Suryopratomo Dewan Redaksi Media Group(MI/Seno)
GONJANG-GANJING sedang melanda organisasi sepak bola dunia, FIFA. Pemantiknya adalah buahpikiran liberal Presiden FIFA Gianni Infantino untuk melepaskan 21% kepemilikan penyelenggaraan Piala Dunia kepada swasta.

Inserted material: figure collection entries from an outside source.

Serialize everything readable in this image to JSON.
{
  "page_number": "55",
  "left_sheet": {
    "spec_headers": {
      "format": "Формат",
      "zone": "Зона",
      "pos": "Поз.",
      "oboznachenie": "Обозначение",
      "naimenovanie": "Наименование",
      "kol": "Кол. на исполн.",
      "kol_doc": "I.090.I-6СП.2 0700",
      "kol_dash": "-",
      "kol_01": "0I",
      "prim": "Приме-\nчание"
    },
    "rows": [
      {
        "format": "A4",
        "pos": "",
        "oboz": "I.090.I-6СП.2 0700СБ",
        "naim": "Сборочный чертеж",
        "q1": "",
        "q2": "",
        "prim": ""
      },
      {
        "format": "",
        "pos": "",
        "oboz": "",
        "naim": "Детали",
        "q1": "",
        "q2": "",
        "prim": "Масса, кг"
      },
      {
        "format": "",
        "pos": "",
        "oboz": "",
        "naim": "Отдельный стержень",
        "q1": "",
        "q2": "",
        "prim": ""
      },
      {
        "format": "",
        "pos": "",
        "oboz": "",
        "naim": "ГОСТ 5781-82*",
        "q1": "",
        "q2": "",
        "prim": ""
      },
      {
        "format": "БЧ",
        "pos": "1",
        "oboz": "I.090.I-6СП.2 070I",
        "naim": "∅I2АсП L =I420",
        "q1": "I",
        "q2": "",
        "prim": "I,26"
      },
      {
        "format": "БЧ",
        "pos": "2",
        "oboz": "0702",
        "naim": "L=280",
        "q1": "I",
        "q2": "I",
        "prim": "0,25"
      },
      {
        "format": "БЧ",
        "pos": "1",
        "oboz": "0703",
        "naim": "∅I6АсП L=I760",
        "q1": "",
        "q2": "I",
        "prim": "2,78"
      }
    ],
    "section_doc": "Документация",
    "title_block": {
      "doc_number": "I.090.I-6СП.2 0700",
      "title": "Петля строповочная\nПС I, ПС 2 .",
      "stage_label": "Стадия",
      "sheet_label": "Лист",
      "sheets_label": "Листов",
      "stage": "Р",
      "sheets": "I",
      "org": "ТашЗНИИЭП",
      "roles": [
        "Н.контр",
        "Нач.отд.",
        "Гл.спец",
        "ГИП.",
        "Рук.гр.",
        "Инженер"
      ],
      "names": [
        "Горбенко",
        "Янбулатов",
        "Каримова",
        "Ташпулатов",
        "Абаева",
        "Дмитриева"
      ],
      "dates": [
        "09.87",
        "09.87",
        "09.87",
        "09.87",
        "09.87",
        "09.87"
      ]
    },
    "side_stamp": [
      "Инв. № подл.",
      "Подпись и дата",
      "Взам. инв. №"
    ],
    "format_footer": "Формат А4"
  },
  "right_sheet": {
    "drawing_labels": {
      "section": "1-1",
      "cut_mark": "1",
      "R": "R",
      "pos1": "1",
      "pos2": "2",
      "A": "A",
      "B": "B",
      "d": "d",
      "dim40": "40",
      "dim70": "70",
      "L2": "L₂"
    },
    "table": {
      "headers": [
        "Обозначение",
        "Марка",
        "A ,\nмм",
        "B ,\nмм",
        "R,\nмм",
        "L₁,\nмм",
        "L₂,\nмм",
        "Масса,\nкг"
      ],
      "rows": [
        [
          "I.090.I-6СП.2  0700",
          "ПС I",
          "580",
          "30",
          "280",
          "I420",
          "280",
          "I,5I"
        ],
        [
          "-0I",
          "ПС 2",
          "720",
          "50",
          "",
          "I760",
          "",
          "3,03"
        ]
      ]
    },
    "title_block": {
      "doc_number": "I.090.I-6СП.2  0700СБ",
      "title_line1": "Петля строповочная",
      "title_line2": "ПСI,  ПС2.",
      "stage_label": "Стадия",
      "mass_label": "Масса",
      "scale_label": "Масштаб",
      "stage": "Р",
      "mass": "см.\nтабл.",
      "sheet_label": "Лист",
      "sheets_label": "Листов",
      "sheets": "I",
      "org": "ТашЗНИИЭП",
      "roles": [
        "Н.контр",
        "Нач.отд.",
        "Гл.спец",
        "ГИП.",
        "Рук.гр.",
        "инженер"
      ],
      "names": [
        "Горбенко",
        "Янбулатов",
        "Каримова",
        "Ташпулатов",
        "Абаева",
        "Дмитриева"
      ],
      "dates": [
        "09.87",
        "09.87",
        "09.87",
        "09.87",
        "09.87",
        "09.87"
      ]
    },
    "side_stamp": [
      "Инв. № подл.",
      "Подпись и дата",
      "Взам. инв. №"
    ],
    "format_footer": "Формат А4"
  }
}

Asosiasi Sepak Bola Eropa (UEFA), Konfederasi Sepak Bola Asia (AFC), serta Asosiasi Sepak Bola Amerika Tengah dan Utara (CONCACAF) sama-sama menentang buahpikiran nan rawan ini. Ketiganya apalagi membawa lebih jauh ke persoalan kepemimpinan di tubuh FIFA nan tahun depan bakal menyelenggarakan kongres untuk memilih presiden nan baru.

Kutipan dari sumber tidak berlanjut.